2013-06-18 Thread Dave Thompson
From: owner-openssl-us...@openssl.org On Behalf Of Rodney Simioni
Sent: Tuesday, 18 June, 2013 15:52

I'm trying to get LDAP to work with TLS but when I used the 
ldapsearch command to verify TLS is working, this error is showstopping me.

TLS: cannot open certdb '/etc/openldap/cacerts', error -8018:Unknown PKCS
#11 error.

I just created a CA using a openssl.cnf and the openssl command.
Here's my openssl.cnf: snip
Here's the command that I used to create the CA.
OPENSSL=ca.cnf openssl req -x509 -nodes -days 3650 \
-newkey rsa:2048 -out mypersonalca/certs/ca.pem \
-outform PEM -keyout ./mypersonalca/private/ca.key

That uses ca.cnf not openssl.cnf. But the config file settings, 
even if different, probably don't matter to this problem.

Here's the command that created the certificates.
openssl req -newkey rsa:1024 -nodes -sha1 \
   -keyout cert.key -keyform PEM -out cert.req -outform PEM
Here's the command that signed the certificate.
OPENSSL_CONF=ca.cnf openssl ca -batch -notext -in cert.req -out cert.pem

Nit: that created a Certficate Signing Request aka CSR, 
and then created and signed a cert from the CSR. A CSR is NOT 
a cert, or even a cert-TBS (cert_info), although it is related.  

But when I did ' ldapsearch -d -1 -x -LLL -ZZ' to verify that TLS is
working, I got:
snip lots
TLS: certdb config: configDir='/etc/openldap/cacerts'
tokenDescription='ldap(0)' certPrefix='' keyPrefix='' flags=readOnly
TLS: cannot open certdb '/etc/openldap/cacerts', error -8018:Unknown PKCS
#11 error.
TLS: skipping 'ca.pem' - filename does not have expected format
(certificate hash with numeric suffix)

openssl verification (aka trust) logic can use CA certs 
from a file (concatenated) often referred to as CAFile or 
a directory (with hashnames) often called CApath or CAdir. 
'certdb' suggests either. 'cacerts' without suffix suggests 
the latter. But in neither case is PKCS#11 involved at all. 

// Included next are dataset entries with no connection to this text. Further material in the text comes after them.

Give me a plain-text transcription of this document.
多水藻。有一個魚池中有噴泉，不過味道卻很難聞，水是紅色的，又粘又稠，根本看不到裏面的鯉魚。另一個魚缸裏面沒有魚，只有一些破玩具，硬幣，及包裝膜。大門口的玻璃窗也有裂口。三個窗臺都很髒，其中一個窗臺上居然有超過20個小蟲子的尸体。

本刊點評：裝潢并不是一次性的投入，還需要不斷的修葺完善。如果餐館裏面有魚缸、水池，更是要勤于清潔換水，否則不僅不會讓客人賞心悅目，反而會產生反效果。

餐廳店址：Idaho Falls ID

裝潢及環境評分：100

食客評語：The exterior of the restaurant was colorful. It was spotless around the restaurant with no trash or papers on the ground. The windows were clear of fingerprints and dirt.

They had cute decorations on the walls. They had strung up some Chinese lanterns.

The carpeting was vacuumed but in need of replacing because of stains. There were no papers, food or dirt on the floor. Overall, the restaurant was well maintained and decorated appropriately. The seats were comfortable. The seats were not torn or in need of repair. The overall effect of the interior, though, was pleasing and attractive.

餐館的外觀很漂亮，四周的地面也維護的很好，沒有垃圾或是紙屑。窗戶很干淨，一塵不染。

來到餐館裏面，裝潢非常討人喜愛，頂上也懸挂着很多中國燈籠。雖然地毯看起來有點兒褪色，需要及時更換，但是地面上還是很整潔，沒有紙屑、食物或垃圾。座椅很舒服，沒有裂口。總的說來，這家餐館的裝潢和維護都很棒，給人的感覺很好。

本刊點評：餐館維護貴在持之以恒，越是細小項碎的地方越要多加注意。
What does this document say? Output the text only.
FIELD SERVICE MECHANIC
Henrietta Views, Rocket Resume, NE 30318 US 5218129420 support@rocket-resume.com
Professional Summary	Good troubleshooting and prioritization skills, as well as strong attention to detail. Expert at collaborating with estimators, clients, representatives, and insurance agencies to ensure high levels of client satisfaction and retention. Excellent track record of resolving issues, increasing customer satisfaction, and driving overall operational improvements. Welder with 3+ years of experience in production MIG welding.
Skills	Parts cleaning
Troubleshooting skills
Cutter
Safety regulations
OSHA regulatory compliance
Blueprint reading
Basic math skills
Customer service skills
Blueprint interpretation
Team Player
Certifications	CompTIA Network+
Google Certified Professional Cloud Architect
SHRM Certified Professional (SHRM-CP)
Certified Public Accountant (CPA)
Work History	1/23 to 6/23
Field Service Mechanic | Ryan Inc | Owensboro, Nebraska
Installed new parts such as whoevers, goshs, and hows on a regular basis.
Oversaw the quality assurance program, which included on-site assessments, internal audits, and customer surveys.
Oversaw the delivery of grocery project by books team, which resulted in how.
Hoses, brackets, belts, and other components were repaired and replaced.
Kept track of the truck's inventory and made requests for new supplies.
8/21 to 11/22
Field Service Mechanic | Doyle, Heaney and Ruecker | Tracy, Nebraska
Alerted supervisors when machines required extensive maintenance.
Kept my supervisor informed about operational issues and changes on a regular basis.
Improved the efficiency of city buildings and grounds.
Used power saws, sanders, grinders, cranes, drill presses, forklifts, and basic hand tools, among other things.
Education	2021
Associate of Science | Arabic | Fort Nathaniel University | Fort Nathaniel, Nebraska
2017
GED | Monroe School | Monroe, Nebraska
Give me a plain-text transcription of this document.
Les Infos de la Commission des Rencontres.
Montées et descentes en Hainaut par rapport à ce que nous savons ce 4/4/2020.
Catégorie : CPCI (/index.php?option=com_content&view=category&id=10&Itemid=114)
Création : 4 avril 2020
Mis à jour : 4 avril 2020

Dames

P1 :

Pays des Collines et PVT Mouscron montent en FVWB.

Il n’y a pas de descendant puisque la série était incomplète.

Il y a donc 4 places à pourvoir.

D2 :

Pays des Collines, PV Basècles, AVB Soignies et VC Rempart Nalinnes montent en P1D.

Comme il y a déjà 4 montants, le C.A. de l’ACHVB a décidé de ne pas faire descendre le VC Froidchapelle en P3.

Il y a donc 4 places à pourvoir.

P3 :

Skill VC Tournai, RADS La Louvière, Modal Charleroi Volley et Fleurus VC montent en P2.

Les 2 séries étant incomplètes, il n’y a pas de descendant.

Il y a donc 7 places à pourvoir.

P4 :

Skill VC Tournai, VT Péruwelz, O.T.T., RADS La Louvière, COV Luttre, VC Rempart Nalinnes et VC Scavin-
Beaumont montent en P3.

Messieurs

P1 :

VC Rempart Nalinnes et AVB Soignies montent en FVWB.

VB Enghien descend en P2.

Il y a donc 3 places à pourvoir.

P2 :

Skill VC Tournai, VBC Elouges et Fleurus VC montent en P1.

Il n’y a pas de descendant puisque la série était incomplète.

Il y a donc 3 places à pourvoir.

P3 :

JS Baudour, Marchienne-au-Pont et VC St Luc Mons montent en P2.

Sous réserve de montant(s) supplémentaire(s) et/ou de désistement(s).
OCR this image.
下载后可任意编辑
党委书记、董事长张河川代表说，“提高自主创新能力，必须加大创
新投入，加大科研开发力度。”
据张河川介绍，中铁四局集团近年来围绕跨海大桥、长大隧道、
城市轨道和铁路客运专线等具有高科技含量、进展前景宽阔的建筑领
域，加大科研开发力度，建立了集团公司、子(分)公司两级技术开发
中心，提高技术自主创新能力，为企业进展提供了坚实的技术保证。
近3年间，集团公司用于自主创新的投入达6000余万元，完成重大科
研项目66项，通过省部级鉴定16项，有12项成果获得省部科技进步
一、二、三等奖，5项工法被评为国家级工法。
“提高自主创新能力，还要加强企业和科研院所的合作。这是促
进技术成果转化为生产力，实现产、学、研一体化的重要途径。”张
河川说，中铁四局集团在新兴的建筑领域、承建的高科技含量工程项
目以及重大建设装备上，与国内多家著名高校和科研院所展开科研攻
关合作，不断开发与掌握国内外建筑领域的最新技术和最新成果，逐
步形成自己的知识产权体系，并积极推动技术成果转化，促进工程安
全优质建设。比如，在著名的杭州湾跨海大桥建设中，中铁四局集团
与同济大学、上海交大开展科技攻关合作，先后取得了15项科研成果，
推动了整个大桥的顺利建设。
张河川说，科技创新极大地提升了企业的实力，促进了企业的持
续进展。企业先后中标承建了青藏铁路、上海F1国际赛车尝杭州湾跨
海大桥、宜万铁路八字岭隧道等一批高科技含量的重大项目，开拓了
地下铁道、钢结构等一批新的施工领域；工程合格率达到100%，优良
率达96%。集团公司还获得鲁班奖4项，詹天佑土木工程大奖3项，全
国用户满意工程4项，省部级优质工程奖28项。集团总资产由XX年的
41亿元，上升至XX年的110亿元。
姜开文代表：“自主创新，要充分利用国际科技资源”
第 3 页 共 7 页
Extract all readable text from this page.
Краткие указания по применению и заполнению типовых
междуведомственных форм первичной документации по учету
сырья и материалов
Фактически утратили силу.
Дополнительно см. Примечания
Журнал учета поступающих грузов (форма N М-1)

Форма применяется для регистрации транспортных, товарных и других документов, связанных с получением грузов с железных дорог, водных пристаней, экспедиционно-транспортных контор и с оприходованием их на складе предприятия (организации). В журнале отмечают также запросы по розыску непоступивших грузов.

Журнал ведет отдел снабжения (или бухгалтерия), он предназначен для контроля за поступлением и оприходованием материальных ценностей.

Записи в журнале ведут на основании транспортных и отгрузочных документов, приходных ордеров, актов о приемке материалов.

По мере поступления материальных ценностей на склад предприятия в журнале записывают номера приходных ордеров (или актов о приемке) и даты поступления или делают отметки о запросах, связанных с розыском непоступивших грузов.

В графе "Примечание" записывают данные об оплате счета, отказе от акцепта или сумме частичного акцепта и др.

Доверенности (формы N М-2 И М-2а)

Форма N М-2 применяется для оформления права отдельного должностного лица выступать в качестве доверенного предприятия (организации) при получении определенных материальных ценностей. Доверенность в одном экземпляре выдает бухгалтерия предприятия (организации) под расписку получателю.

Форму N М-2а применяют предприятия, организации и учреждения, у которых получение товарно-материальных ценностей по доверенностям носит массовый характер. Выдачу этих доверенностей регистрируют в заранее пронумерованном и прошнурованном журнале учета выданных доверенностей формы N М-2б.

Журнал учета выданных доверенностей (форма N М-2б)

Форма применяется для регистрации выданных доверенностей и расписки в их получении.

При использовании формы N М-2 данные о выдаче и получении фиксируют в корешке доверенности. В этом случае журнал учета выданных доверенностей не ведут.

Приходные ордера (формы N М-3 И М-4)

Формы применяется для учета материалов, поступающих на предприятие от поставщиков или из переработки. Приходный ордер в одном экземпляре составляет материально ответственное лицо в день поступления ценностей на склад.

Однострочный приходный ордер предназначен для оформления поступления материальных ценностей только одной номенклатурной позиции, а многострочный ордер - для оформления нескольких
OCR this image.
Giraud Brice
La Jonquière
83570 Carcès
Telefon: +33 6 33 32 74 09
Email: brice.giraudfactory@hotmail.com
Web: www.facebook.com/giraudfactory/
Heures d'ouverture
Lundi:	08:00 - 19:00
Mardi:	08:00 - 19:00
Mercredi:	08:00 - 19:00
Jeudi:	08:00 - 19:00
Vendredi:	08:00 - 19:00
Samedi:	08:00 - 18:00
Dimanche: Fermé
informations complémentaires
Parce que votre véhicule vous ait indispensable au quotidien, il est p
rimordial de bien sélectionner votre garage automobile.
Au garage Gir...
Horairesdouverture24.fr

What actually is, or is in, /etc/openldap/cacerts ?
Is it a directory and is ca.pem a file you put there? 
openssl will ignore 'extra' files in a CApath, but maybe openldap 
doesn't. If so, the error message is slightly off; the hashname 
openssl wants is a hash of the *subject* plus a numeric suffix, 
not a hash of the cert. But that could just be a typo. 
If that file belongs there try naming it with the value from 
commandline x509 -subject_hash (or -hash) followed by dot zero.

I also have this in my ldif file:
olcTLSCACertificateFile: /home/rsimioni/mypersonalca/certs/ca.pem
olcTLSCertificateFile: /home/rsimioni/cert.pem
olcTLSCertificateKeyFile: /home/rsimioni/cert.key
olcTLSVerifyClient: allow

http://linux.die.net/man/5/slapd-config describes both 
olcTLSCACertificateFile and olcTLSCACertificatePath 
with meanings that match openssl's, plus an alternate(?) 
meaning for MozillaNSS presumably not applicable to you.